Openreach confirmed it has urged the UK government to offer its engineers access to the COVID-19 vaccine during ‘phase two’ of the country’s vaccination programme.
BT’s infrastructure arm confirmed to TelcoTitans that representatives have spoken “directly and independently” to the Department for Digital, Culture, Media and Sport about the possibility of fast-tracking vaccines to its field engineers, owing to their higher risk of exposure to the disease.
“We’ve more than 25,000 field engineers out there building and maintaining our network, going into customer homes etc — out of more than 34,000 people total, so they’d be our priority.”
The comment follows news earlier this month that Openreach had been forced to call a halt to some broadband deployment tasks as a result of the recent coronavirus surge. Similar action was taken in March 2020 (see below — BTwatch, #311).
The hiatus affects new installations of ultrafast broadband, which require an engineer to be inside a home for an “extended period of time” — and is expected to last until at least 1 March 2020. There are a host of exceptions — when visits are required to resolve outages, for example — but it appears that Openreach engineers will be avoiding prolonged time inside customer homes.
A plea made in public
Speaking to the Mail on Sunday, Openreach’s Managing Director for Service Delivery Olly Kunc stressed that the access services division’s engineers provide an essential service that not only keeps “people connected” but also “safe and warm in their homes”. Indeed, the skeleton service Openreach adopted earlier in the pandemic prioritised urgent repair and essential work for critical infrastructure clients (such as health services and groceries, for example), and those deemed most vulnerable (BTwatch, #311).
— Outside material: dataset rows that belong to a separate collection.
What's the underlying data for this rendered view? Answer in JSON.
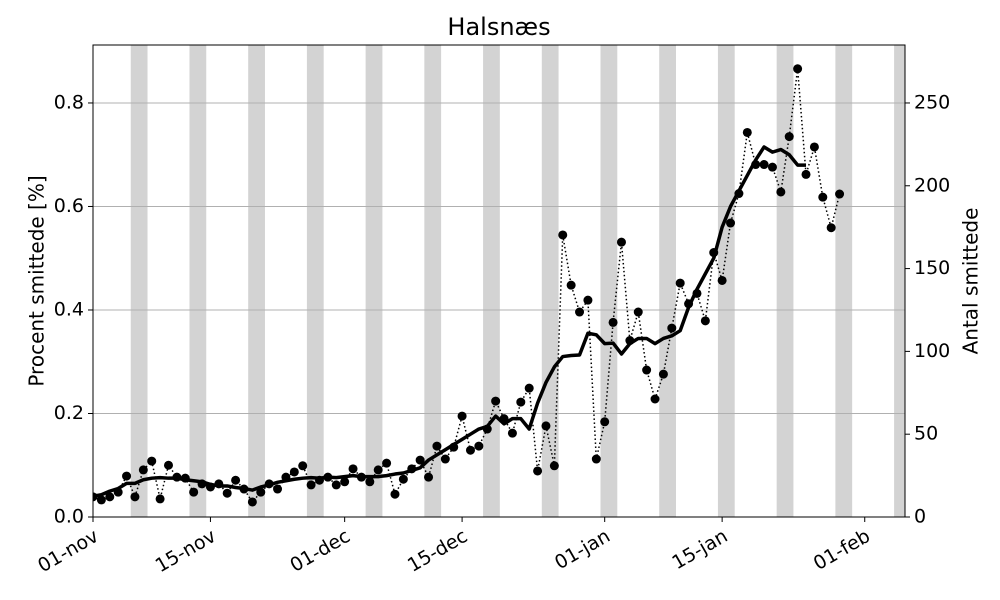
{
  "chart_data": {
    "type": "line",
    "title": "Halsnæs",
    "ylabel": "Procent smittede [%]",
    "y2label": "Antal smittede",
    "x": [
      0,
      1,
      2,
      3,
      4,
      5,
      6,
      7,
      8,
      9,
      10,
      11,
      12,
      13,
      14,
      15,
      16,
      17,
      18,
      19,
      20,
      21,
      22,
      23,
      24,
      25,
      26,
      27,
      28,
      29,
      30,
      31,
      32,
      33,
      34,
      35,
      36,
      37,
      38,
      39,
      40,
      41,
      42,
      43,
      44,
      45,
      46,
      47,
      48,
      49,
      50,
      51,
      52,
      53,
      54,
      55,
      56,
      57,
      58,
      59,
      60,
      61,
      62,
      63,
      64,
      65,
      66,
      67,
      68,
      69,
      70,
      71,
      72,
      73,
      74,
      75,
      76,
      77,
      78,
      79,
      80,
      81,
      82,
      83,
      84,
      85,
      86,
      87,
      88,
      89
    ],
    "series": [
      {
        "color": "#000000",
        "line": "dotted",
        "marker": "circle",
        "values": [
          0.039,
          0.033,
          0.039,
          0.048,
          0.079,
          0.039,
          0.091,
          0.108,
          0.035,
          0.1,
          0.077,
          0.075,
          0.048,
          0.064,
          0.058,
          0.064,
          0.046,
          0.071,
          0.054,
          0.029,
          0.048,
          0.064,
          0.054,
          0.077,
          0.087,
          0.099,
          0.062,
          0.071,
          0.077,
          0.062,
          0.068,
          0.093,
          0.077,
          0.068,
          0.091,
          0.104,
          0.044,
          0.073,
          0.093,
          0.11,
          0.077,
          0.137,
          0.112,
          0.135,
          0.195,
          0.129,
          0.137,
          0.17,
          0.224,
          0.19,
          0.162,
          0.222,
          0.249,
          0.089,
          0.176,
          0.099,
          0.545,
          0.448,
          0.396,
          0.419,
          0.112,
          0.184,
          0.376,
          0.531,
          0.341,
          0.396,
          0.284,
          0.228,
          0.276,
          0.365,
          0.452,
          0.412,
          0.432,
          0.379,
          0.511,
          0.457,
          0.568,
          0.625,
          0.743,
          0.681,
          0.681,
          0.676,
          0.628,
          0.735,
          0.866,
          0.662,
          0.715,
          0.618,
          0.559,
          0.624
        ]
      },
      {
        "color": "#000000",
        "line": "solid",
        "marker": "none",
        "values": [
          0.04,
          0.043,
          0.05,
          0.055,
          0.065,
          0.065,
          0.072,
          0.075,
          0.076,
          0.075,
          0.075,
          0.072,
          0.07,
          0.068,
          0.063,
          0.06,
          0.06,
          0.057,
          0.055,
          0.052,
          0.058,
          0.062,
          0.067,
          0.07,
          0.073,
          0.075,
          0.076,
          0.075,
          0.077,
          0.076,
          0.078,
          0.08,
          0.078,
          0.078,
          0.078,
          0.08,
          0.083,
          0.085,
          0.09,
          0.095,
          0.11,
          0.12,
          0.13,
          0.14,
          0.15,
          0.16,
          0.17,
          0.175,
          0.195,
          0.18,
          0.19,
          0.19,
          0.17,
          0.22,
          0.26,
          0.29,
          0.31,
          0.312,
          0.313,
          0.355,
          0.352,
          0.335,
          0.336,
          0.315,
          0.335,
          0.345,
          0.345,
          0.335,
          0.345,
          0.35,
          0.36,
          0.405,
          0.44,
          0.47,
          0.5,
          0.56,
          0.6,
          0.63,
          0.66,
          0.69,
          0.715,
          0.705,
          0.71,
          0.7,
          0.68,
          0.68,
          null,
          null,
          null,
          null
        ]
      }
    ],
    "bands": [
      [
        4.5,
        6.5
      ],
      [
        11.5,
        13.5
      ],
      [
        18.5,
        20.5
      ],
      [
        25.5,
        27.5
      ],
      [
        32.5,
        34.5
      ],
      [
        39.5,
        41.5
      ],
      [
        46.5,
        48.5
      ],
      [
        53.5,
        55.5
      ],
      [
        60.5,
        62.5
      ],
      [
        67.5,
        69.5
      ],
      [
        74.5,
        76.5
      ],
      [
        81.5,
        83.5
      ],
      [
        88.5,
        90.5
      ],
      [
        95.5,
        97.5
      ]
    ],
    "band_color": "#d3d3d3",
    "xlim": [
      0,
      96.8
    ],
    "xticks": [
      {
        "value": 0,
        "label": "01-nov"
      },
      {
        "value": 14,
        "label": "15-nov"
      },
      {
        "value": 30,
        "label": "01-dec"
      },
      {
        "value": 44,
        "label": "15-dec"
      },
      {
        "value": 61,
        "label": "01-jan"
      },
      {
        "value": 75,
        "label": "15-jan"
      },
      {
        "value": 92,
        "label": "01-feb"
      }
    ],
    "ylim": [
      0,
      0.912
    ],
    "yticks": [
      {
        "value": 0,
        "label": "0.0"
      },
      0.2,
      0.4,
      0.6,
      0.8
    ],
    "y2lim": [
      0,
      285
    ],
    "y2ticks": [
      0,
      50,
      100,
      150,
      200,
      250
    ],
    "grid": true
  }
}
The decision on whether or not Openreach engineers will receive a vaccine during the next phase of the rollout will be linked with whether their occupation is considered a “priority” or “essential to the pandemic response”, according to the government’s Joint Committee on Vaccination and Immunisation (JCVI) guidelines. But the message from Kunc was clear: these are “front line” workers, and it would be a “great thing” if they are immunised after “critical people”.
Kunc was referencing the high risk groups currently being vaccinated as part of ‘phase one’ of the Coronavirus vaccine rollout, which is primarily premised on age. Within this more vulnerable section of the population, the top four risk groups are: adults over the age of 70; the clinically vulnerable; older adult residents and staff of care homes; and frontline health workers (see table).
The JCVI is expected to release details of ‘phase two’ — including the people next in line for a vaccine — during the course of the next month. But it is unclear at this stage when exactly ‘phase two’ will commence. Prime Minister Boris Johnson declared last week that it was a “realistic expectation” that all people within the top four risk groups (see table) will have received a first dose of a COVID-19 vaccine by mid-February 2021 (and it is widely hoped that ‘phase one’ could be completed by spring 2021).
|Risk category||Risk Group|
|Source: Joint Committee on Vaccination and Immunisation.|
Residents in a care home for older adults and their carers.
All those 80 years of age and over and frontline health and social care workers.
All those 75–79 years of age.
All those 70–74 years of age and clinically extremely vulnerable individuals.
All those 65–69 years of age.
All individuals aged 16–64 with underlying health conditions that put them at higher risk of serious disease and mortality.
All those 60–64 years of age and over.
All those 55–59 years of age and over.
All those 50–54 years of age and over.